What’s happening? When frontend-service makes a request for admin actions on TinyHat.Me, it is taking a long time for admin-service to respond.

Using px/flamegraph to find the potential fix

Flamegraphs in Pixie

We are going to use Pixie’s Always-On Profiling feature to investigate this slowdown, using a flamegraph to identify a performance issue within the application code.

originally from Pixie Documentation

Every ~10ms, the Pixie profiler samples the current stack trace on each CPU. The stack trace includes the function that was executing at the time of the sample, along with the ancestor functions that were called to get to this point in the code.

The collected samples are aggregated across a larger 30 second window that includes thousands of stack traces. These stack traces are then grouped by their common ancestors. At any level, the wider the stack, the more often that function appeared in the stack traces. Wider stack traces are typically of more interest as it indicates a significant amount of the application time being spent in that function.

The background color of each box in the flamegraph adds an extra dimension of data:

  • Dark blue bars indicate K8s metadata info (node, namespace, pod, container).
  • Light blue bars represent user space application code.
  • Green bars represent kernel code.

Running px/perf_flamegraph

Using the dropdown, search for and select the px/perf_flamegraph script. However, this flamegraph has too much information, we want to narrow this down to the namespace that we care about: default. This contains all of the services specifically pertaining to the deployment of TinyHat.Me, and excludes other services that monitor the Kubernetes cluster’s health.
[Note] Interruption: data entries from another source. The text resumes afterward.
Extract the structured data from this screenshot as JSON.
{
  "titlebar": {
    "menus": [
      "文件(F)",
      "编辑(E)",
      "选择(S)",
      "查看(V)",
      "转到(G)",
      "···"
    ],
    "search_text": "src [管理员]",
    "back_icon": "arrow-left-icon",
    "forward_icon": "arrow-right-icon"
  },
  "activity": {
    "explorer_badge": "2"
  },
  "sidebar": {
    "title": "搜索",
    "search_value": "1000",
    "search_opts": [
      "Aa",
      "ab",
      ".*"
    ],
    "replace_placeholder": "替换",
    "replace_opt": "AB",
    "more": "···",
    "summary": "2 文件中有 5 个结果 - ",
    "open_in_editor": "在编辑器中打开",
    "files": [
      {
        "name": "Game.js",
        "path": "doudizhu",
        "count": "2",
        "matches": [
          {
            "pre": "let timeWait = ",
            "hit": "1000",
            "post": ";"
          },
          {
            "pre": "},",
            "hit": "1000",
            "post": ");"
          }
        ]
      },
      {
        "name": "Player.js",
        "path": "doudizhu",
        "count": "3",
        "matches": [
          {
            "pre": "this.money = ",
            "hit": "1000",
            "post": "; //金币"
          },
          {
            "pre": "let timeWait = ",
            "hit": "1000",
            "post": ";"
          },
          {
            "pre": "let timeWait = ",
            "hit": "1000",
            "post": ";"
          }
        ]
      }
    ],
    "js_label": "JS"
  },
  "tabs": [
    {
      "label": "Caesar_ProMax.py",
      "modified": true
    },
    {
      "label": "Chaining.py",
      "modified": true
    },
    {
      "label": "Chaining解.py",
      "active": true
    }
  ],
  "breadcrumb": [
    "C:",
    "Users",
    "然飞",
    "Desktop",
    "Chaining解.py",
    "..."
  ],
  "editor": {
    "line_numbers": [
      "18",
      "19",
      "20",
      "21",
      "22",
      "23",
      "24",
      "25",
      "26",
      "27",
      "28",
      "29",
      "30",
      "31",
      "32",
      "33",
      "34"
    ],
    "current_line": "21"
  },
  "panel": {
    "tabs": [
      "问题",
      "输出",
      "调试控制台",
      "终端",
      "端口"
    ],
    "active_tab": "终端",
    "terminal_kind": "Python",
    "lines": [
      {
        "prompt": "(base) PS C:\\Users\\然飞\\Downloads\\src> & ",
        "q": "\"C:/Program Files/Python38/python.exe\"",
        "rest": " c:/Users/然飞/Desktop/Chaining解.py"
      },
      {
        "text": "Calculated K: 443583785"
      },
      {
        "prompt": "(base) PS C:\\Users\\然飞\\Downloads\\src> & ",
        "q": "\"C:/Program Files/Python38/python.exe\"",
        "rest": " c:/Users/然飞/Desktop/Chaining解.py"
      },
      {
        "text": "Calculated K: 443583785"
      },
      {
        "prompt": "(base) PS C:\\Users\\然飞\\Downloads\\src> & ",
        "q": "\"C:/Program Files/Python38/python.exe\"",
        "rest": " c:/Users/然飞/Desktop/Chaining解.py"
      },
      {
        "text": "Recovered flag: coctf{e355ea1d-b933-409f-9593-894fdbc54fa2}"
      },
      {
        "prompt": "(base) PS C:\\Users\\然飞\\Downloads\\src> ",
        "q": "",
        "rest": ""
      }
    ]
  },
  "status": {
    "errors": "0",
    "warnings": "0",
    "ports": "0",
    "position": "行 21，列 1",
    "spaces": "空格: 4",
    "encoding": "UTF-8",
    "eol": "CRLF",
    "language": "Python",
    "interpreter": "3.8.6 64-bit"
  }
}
Click on the namespace parameter and type in default to filter the flamegraph by the namespace we want to focus on. image

Now that the interface is cleaner, notice the two containers that are running in the flamegraph, manipulation-service and admin-service.

Focus on admin-service, the service we are analyzing in this situation.

image

Using Flamegraphs to Draw Conclusions

Here’s what we can identify now:

  1. The function main.createSampleImages is being called repeatedly.
  2. The function main.createSampleImages is calling the manipulation-service each time as well. This can be inferred by the large width of the columns for this service on the flamegraph.

image

Identifying the Problem and Creating a Solution

Based on the calls for /manipulate and /admin, we individually generate the sample image every time the /admin route is being called. Instead of making so many HTTP requests every time the admin dashboard is being accessed, we should save the mockup when the user uploads the image to improve page load speeds.